- Siege of Trichinopoly: Part of Raghoji's Southern Campaign
| Date | 16 January 1741 – 26 March 1741 |
| Location | Trichinopoly, Tamilnadu |
| Result | Maratha Empire victory |
| Territorial changes | Maratha army successfully captures Trichinopoly. |

Belligerents
- Maratha Empire • Nagpur state: Nawab of Carnatic

Commanders and leaders
- Murari Rao Raghoji I Dagduji Korde: Chanda Sahib (POW)

Strength
- 40,000 – 50,000: 5,000 Sowar; 10,000 Sepoys;

= Siege of Trichinopoly (1741) =

1741 siege and capture of Trichinopoly by the Maratha Empire

The siege of Trichinopoly took place in early 1741 during an extended series of conflicts between the Nawab of Arcot and the Maratha Empire for control over parts of what is now southern India. Raghuji Bhonsle's Maratha Army successfully starved out the town, compelling the surrender of Chanda Sahib on 26 March 1741.

==Background==
During the initial invasion, the leader of Chanda Sahib Trichinopoly had stocked the city with grain, believing its ample supplies and strong fortifications would fend off the Marathas indefinitely.
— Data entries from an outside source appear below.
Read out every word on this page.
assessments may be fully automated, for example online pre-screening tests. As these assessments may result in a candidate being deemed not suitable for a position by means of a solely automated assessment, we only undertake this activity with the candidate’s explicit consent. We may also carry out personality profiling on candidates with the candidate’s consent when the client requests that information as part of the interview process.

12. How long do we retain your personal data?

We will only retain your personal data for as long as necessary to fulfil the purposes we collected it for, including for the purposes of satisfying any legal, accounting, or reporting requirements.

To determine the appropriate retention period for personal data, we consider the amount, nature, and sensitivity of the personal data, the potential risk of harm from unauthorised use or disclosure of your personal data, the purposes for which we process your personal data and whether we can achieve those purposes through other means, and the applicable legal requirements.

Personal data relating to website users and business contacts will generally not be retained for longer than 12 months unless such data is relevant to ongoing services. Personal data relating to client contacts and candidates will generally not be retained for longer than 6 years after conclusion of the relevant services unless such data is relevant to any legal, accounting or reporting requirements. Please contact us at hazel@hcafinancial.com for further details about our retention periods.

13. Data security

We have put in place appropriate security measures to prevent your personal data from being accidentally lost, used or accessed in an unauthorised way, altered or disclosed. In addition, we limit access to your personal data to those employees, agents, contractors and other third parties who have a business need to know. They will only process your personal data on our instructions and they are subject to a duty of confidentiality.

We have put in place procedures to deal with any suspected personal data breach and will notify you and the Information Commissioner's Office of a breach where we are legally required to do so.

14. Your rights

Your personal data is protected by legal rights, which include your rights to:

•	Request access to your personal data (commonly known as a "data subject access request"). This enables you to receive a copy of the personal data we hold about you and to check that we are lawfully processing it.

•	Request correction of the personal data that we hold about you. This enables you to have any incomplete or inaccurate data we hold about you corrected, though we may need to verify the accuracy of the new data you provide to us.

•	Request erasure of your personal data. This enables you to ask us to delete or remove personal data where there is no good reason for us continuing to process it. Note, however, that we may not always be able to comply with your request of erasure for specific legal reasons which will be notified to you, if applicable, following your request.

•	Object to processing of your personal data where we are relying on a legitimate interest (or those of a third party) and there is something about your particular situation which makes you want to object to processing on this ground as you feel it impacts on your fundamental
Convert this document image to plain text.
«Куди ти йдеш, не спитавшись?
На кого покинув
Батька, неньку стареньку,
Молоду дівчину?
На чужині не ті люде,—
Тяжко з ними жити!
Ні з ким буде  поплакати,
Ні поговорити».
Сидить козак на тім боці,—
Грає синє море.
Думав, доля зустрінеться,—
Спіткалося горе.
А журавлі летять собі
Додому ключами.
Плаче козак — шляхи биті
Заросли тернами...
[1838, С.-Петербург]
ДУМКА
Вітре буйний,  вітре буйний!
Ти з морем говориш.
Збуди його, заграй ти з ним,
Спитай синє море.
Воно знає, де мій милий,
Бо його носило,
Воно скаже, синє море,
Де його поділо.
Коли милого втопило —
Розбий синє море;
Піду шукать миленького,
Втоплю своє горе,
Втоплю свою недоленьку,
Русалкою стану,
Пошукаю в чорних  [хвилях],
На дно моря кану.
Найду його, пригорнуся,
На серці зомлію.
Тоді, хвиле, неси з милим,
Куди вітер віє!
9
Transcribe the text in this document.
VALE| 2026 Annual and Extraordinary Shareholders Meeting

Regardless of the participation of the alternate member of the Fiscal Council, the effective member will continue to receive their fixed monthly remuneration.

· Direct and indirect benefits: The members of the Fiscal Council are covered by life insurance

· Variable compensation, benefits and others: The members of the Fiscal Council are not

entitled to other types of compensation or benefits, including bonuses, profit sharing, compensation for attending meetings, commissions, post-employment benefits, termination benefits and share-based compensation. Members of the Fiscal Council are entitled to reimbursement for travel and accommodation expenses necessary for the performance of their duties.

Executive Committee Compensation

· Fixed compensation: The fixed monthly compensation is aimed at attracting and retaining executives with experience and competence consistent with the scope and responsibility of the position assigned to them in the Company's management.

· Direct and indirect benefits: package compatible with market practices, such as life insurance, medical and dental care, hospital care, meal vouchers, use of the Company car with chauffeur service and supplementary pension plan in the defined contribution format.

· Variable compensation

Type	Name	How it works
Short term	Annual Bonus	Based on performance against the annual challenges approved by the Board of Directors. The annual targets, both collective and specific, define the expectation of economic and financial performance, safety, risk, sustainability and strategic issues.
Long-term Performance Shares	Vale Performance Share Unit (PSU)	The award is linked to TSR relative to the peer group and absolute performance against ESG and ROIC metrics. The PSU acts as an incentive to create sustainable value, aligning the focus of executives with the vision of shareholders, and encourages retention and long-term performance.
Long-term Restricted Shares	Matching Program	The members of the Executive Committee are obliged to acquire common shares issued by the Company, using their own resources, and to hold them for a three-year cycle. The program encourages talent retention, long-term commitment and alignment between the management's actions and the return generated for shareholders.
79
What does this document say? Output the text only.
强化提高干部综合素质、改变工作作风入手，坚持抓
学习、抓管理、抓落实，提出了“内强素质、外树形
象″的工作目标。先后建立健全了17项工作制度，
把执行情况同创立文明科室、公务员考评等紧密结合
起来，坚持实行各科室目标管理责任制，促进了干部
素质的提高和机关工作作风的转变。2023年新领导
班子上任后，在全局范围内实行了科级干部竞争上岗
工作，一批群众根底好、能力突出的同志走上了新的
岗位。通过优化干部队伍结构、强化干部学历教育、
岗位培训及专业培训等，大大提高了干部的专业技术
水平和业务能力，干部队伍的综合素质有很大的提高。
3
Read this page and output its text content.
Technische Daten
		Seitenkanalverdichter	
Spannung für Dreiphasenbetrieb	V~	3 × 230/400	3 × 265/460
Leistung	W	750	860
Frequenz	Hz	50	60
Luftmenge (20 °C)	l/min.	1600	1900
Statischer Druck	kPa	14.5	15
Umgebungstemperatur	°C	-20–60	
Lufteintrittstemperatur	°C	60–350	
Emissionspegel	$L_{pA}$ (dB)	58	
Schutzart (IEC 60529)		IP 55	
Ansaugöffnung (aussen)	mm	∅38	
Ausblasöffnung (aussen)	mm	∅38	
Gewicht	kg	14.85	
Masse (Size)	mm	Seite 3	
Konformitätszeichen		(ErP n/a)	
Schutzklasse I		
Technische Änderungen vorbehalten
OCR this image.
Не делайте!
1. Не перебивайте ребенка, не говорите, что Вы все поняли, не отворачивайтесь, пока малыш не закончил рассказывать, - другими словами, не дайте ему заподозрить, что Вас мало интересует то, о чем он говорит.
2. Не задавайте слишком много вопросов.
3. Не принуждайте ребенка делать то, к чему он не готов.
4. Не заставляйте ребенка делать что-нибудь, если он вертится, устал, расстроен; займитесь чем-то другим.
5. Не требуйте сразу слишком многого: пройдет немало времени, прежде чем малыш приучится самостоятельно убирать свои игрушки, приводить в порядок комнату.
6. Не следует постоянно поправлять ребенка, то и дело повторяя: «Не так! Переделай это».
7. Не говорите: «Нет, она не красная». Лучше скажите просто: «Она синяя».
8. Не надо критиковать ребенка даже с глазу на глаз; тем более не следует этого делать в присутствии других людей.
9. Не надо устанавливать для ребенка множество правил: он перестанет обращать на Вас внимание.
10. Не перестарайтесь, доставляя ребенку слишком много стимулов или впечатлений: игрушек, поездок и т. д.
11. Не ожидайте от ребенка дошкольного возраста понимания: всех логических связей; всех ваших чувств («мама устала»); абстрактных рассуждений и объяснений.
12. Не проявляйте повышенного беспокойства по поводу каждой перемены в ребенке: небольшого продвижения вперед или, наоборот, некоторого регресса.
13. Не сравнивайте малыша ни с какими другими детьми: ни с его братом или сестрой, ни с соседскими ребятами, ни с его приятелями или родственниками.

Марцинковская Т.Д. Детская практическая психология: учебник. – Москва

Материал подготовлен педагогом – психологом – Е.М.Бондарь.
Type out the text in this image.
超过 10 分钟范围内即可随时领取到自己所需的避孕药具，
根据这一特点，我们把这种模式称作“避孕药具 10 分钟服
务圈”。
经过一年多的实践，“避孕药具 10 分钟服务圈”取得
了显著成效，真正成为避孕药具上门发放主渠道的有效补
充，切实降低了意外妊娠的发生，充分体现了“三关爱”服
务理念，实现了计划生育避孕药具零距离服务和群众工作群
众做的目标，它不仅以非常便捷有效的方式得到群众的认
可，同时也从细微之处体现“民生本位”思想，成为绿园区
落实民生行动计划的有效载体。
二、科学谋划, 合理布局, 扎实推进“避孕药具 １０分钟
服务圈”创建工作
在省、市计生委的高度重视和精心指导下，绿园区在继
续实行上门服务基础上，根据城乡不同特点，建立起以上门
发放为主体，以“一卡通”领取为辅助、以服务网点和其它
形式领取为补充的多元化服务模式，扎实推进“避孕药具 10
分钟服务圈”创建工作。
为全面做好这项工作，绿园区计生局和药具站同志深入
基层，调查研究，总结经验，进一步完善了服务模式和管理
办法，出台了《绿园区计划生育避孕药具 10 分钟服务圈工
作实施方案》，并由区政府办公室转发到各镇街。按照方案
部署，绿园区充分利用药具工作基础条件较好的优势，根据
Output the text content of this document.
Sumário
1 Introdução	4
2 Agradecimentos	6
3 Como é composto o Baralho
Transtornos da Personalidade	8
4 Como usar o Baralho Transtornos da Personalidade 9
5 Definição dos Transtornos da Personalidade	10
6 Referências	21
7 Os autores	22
However, upon his return from Pondicherry, he sold the grain and even considered expanding his territories, sent his brother to Madura. This decision left Trichinopoly vulnerable and unaware of the imminent threat. Hearing of this opportunity, Raghuji, leading the Marathas, swiftly moved towards the Tiruchirappalli. Raghuji, anticipating this moment, saw it as the perfect opportunity to strike.

==Siege==
Despite the unexpected turn of events, Chanda Sahib demonstrated unwavering resolve in defending himself. He pinned his hopes on his brother, Bara Sahib, and urgently requested his aid. Bara Sahib promptly responded, leading an army of three thousand cavalry and seven thousand infantry towards Trichinopoly. However, the Marathas, well-informed of Bara Sahib's movements, intercepted him with a superior force of 20,000, leading to a fierce battle where Bara Sahib was killed by Dagduji Korde also known as the executioner. The sudden loss of Bara Sahib on the battlefield dealt a heavy blow to his followers, who faltered in his absence, realizing the magnitude of his leadership. Chanda Sahib's resilience was put to the ultimate test as he found himself increasingly isolated and depleted of resources. Despite his determination, the harsh realities of prolonged siege and dwindling supplies forced him into a position of surrender. After enduring the relentless onslaught for over three months, he reluctantly opened the gates of Trichinapalli on March 21, accepting the hard terms offered by the Marathas.

==Aftermath==
His surrender marked the end of the siege, and he was escorted as a prisoner to Satara, while the Marathas appointed Murari Rao as the new governor, consolidating their control over the region.